Personal information
- Born: July 4, 1984 (age 41) Vancouver, British Columbia
- Nationality: Canadian-Irish
- Listed height: 6 ft 10.25 in (2.09 m)
- Listed weight: 240 lb (109 kg)

Career information
- High school: Kitsilano (Vancouver, British Columbia)
- College: Pittsburgh (2003–2007)
- NBA draft: 2007: undrafted
- Playing career: 2007–2021

Career history
- 2007–2009: Panionios
- 2009–2010: Maroussi
- 2010–2013: Obradoiro CAB
- 2013–2014: Alba Berlin
- 2014–2015: Gran Canaria
- 2016: Brujos de Guayama
- 2016: Estudiantes
- 2019, 2021: Fraser Valley Bandits

Career highlights
- Copa Príncipe de Asturias winner (2011); No. 14 retired by Vancouver Bandits;

= Levon Kendall =

Canadian professional basketball player

Levon Maxwell Simon Kendall (born July 4, 1984) is a Canadian former professional basketball player. He played at both power forward and center. He is 2.09 m (6 ft 10 ¼ in) in height. His father is the Canadian rock musician and composer Simon Kendall.

==High school==
Kendall led his Kitsilano Blue Demons high school team to three straight provincial championships under coach Simon Dykstra.

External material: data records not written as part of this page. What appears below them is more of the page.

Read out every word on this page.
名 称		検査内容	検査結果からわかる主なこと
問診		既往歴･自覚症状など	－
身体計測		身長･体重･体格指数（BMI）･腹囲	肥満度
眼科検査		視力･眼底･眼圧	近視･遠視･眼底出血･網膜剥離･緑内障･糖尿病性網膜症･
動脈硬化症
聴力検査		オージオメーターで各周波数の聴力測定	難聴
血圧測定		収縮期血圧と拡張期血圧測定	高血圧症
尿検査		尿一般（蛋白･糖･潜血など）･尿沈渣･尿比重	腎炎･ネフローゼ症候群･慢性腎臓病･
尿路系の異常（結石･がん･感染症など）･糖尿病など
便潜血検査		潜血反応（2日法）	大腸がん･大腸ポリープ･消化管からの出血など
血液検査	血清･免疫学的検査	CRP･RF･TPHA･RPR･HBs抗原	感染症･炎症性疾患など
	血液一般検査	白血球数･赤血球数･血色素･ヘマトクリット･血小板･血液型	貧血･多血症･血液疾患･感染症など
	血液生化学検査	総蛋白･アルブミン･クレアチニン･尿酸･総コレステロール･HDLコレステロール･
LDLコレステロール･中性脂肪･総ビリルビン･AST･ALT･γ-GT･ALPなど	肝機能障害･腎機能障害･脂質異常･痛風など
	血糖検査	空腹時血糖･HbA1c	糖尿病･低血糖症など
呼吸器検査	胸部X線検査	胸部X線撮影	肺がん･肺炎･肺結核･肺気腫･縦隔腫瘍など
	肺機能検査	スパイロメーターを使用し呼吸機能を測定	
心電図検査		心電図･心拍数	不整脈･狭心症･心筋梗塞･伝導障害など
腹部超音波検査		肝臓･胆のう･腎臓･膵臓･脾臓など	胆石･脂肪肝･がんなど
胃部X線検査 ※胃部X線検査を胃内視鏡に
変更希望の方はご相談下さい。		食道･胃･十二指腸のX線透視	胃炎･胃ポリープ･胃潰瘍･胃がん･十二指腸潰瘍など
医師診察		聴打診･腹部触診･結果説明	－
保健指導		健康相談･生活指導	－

Kendall was twice named MVP and was instrumental in leading his team to victory alongside fellow standout Chris Burton.

==College career==
Kendall played college basketball with the University of Pittsburgh's men's basketball team the Pittsburgh Panthers.

==Professional career==
In 2007, Kendall joined the pro Greek League club Panionios. In 2009, he moved to the Greek club Maroussi. In 2010, he moved to the ACB League in Spain, in CAB Obradoiro. In August 2013, he signed with German team Alba Berlin.

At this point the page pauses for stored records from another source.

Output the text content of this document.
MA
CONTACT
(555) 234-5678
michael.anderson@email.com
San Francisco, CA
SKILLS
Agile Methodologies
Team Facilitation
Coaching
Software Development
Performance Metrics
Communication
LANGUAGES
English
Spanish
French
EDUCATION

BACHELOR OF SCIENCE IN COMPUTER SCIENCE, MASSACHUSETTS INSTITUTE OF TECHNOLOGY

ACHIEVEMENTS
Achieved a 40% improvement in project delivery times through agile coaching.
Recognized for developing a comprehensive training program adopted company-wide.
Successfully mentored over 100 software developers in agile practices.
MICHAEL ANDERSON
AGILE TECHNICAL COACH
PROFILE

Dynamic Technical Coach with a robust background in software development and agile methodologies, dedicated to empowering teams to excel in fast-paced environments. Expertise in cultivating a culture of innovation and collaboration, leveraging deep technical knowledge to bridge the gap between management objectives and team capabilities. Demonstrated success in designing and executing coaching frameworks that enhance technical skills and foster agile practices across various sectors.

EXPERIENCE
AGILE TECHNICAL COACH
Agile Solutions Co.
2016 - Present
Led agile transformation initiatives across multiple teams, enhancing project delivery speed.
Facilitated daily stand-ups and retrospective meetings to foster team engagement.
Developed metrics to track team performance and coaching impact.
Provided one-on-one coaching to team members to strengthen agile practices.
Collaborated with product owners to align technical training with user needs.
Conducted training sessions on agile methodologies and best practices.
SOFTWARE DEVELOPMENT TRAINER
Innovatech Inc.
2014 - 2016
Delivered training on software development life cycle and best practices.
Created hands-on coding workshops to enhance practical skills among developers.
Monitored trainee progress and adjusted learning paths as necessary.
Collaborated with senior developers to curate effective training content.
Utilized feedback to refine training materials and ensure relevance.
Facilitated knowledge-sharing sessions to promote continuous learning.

In 2019, Kendall signed with the Fraser Valley Bandits of the Canadian Elite Basketball League. He re-signed with the club in 2021 for his final professional season.

==National team career==
Kendall is a member of the Canadian national basketball team. He was a member of the Canadian team that competed at the 2008 FIBA World Olympic Qualifying Tournament and the 2010 FIBA World Championship team.